Köy Enstitülerini Anlamak*
Yazıma öncelikle Köy Enstitüleriyle ilgili, çok detaya girmeden, birkaç genel bilgi vererek başlamak istiyorum. Mustafa Kemal Atatürk’ün düşünsel önderliği ve ilk hamleleri doğrultusunda, İsmet İnönü’nün aynı yolda attığı adımlarla, Hasan Ali Yücel ve İsmail Hakkı Tonguç’un süregelen projeye şekil ve aslen can katmasıyla, 1940 yılında dünya eğitim tarihinde devrimsel nitelikteki yerini almış ve kapandığı tarih olan 1954 yılına kadar, kültür birikimi oluşturulmuş, zirai ve teknik anlamda yetiştirilmiş 17,341 köy öğretmeni yaratmıştır. Eğitimin bu beyaz sayfası kimi yabancı komisyonlarca incelenmiş, esin kaynağı olarak ele alınmıştır. Aynı zamanda UNESCO gelişmekte olan ülkelere Köy Enstitüleri projesini halen önermektedir. Konuyu bu açıdan daha fazla ele almamın anlamı olduğunu düşünmüyorum, internet çağında yaşıyoruz ve kitaplara alerjisi olan bir insan bile, eğer isterse, enstitülerin yapısı, yaşam süreci ve üretkenliğiyle ilgili internetten daha ayrıntılı bilgi edinebilir, edinmelidir.

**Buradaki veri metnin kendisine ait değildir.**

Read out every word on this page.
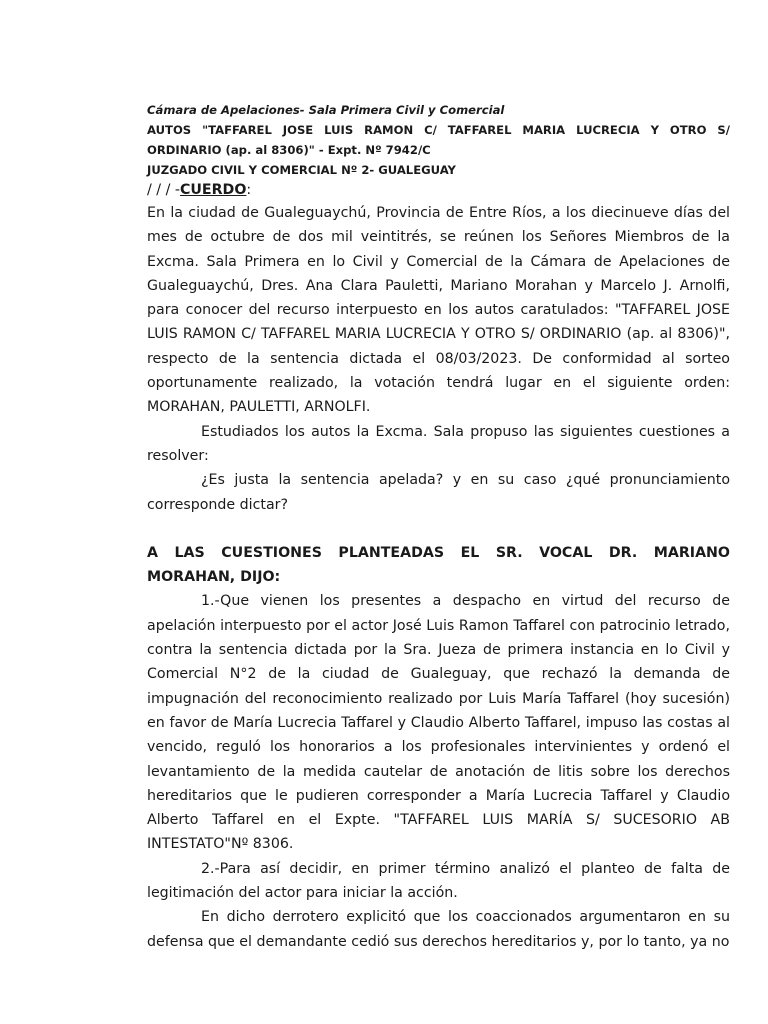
Cámara de Apelaciones- Sala Primera Civil y Comercial
AUTOS "TAFFAREL JOSE LUIS RAMON C/ TAFFAREL MARIA LUCRECIA Y OTRO S/ ORDINARIO (ap. al 8306)" - Expt. Nº 7942/C
JUZGADO CIVIL Y COMERCIAL Nº 2- GUALEGUAY

/ / / -CUERDO:

En la ciudad de Gualeguaychú, Provincia de Entre Ríos, a los diecinueve días del mes de octubre de dos mil veintitrés, se reúnen los Señores Miembros de la Excma. Sala Primera en lo Civil y Comercial de la Cámara de Apelaciones de Gualeguaychú, Dres. Ana Clara Pauletti, Mariano Morahan y Marcelo J. Arnolfi, para conocer del recurso interpuesto en los autos caratulados: "TAFFAREL JOSE LUIS RAMON C/ TAFFAREL MARIA LUCRECIA Y OTRO S/ ORDINARIO (ap. al 8306)", respecto de la sentencia dictada el 08/03/2023. De conformidad al sorteo oportunamente realizado, la votación tendrá lugar en el siguiente orden: MORAHAN, PAULETTI, ARNOLFI.

Estudiados los autos la Excma. Sala propuso las siguientes cuestiones a resolver:

¿Es justa la sentencia apelada? y en su caso ¿qué pronunciamiento corresponde dictar?

A LAS CUESTIONES PLANTEADAS EL SR. VOCAL DR. MARIANO MORAHAN, DIJO:

1.-Que vienen los presentes a despacho en virtud del recurso de apelación interpuesto por el actor José Luis Ramon Taffarel con patrocinio letrado, contra la sentencia dictada por la Sra. Jueza de primera instancia en lo Civil y Comercial N°2 de la ciudad de Gualeguay, que rechazó la demanda de impugnación del reconocimiento realizado por Luis María Taffarel (hoy sucesión) en favor de María Lucrecia Taffarel y Claudio Alberto Taffarel, impuso las costas al vencido, reguló los honorarios a los profesionales intervinientes y ordenó el levantamiento de la medida cautelar de anotación de litis sobre los derechos hereditarios que le pudieren corresponder a María Lucrecia Taffarel y Claudio Alberto Taffarel en el Expte. "TAFFAREL LUIS MARÍA S/ SUCESORIO AB INTESTATO"Nº 8306.

2.-Para así decidir, en primer término analizó el planteo de falta de legitimación del actor para iniciar la acción.

En dicho derrotero explicitó que los coaccionados argumentaron en su defensa que el demandante cedió sus derechos hereditarios y, por lo tanto, ya no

Gelelim benim asıl olarak sizlerle paylaşmak istediğim yaklaşıma. Bir toplum, bir ülke varsayın ki; eğitimi, bilimi, sanatı, tekniği, üretmeyi esas almış ve haritada bulamadığımız, yeri geldiğinde kardan kıştan dünyayla iletişimi kopan bir köyünde bile eğitim devam ediyor, ezberlemek değil düşünmek teşvik ediliyor, ulusal ve evrensel romanlar, şiirler tartışılıyor, akordeon, mandolin, keman çalınıyor, sanat, insanın güzel duygularını besliyor, insan insanı değerli kılıyor, seviyor, doğayı daha verimli duruma getirmek için yeni teknikler ve zirai yöntemler aranıyor, uygulanıyor, üretkenlik anlayışı zenginleşmeyi getiriyor.
Bir diğer toplum ve ülke varsayın ki; eğitim düşünmeyi değil ezberlemeyi esas alıyor, kızlar zaten okula gönderilmiyor (uzay çağında bile), giden erkek çocukları da en fazla birkaç sınıf okuyor okumuyor, hemen ağaya, şeyhe hizmet, itaat esası anlayışıyla boyunduruk altında yaşama mahkûm ediliyor, sormuyor, soramıyor, sormak ne demek belki bilmiyor, insan insanı insanlığından ötürü insanlığa aykırı bir şekilde ayırıyor, sanat şeytanın ürünü olarak kalmaya devam ediyor, kimi durmadan üretiyor ama sofrasında zenginleşme olmuyor ağanınkinin aksine, kimisi de üretmek kelimesinden bihaber tüketerek kan dolaşımını sağlıyor.
Bugün Türkiye dengeli bir şekilde gelişmiyor, kuzeyinden güneyine, batısından doğusuna herhangi bir standart gelişimden bahsetmek söz konusu değil. Eğitim bir tuğla adeta, kimi köyde okul yok, okul olan köyde öğretmen yok. Sanat, insanlar birbirini sevmesin ve olabildiğince fazla yelpazede birbirini ayırsın birbirinden uzaklaşsın diye Anadolu’nun neredeyse her yerinde önemsizleştirilmiş. Dünyanın en verimli toprakları üretkenlikten uzaklaştırılmış. Sizce hangi varsaydığımız toplum ve ülkeye benziyoruz?
Köy Enstitüleri, feodal yapının ve cemaat anlayışın kişisel ve ekonomik çıkarlarının önünde yükselen bir duvar olarak can kazandığı için, dönemin ağalarının ve şeyhlerinin kendilerine ve günümüzdeki neo-ağa ve neo-şeyhlere karşı bir tehlike olarak görmesi nedeniyle siyasi güçlerinin baskılarıyla kapatılmıştır. Bu öğretim sistemi ve yöntemi dünya eğitiminde dev bir beyaz sayfadır. Dolayısıyla ülkemizin kaybı çok büyüktür, kaybın boyutlarını algılamak için geçmişten günümüze dikkatlice bakmak, Köy Enstitülerini anlamak gerekir.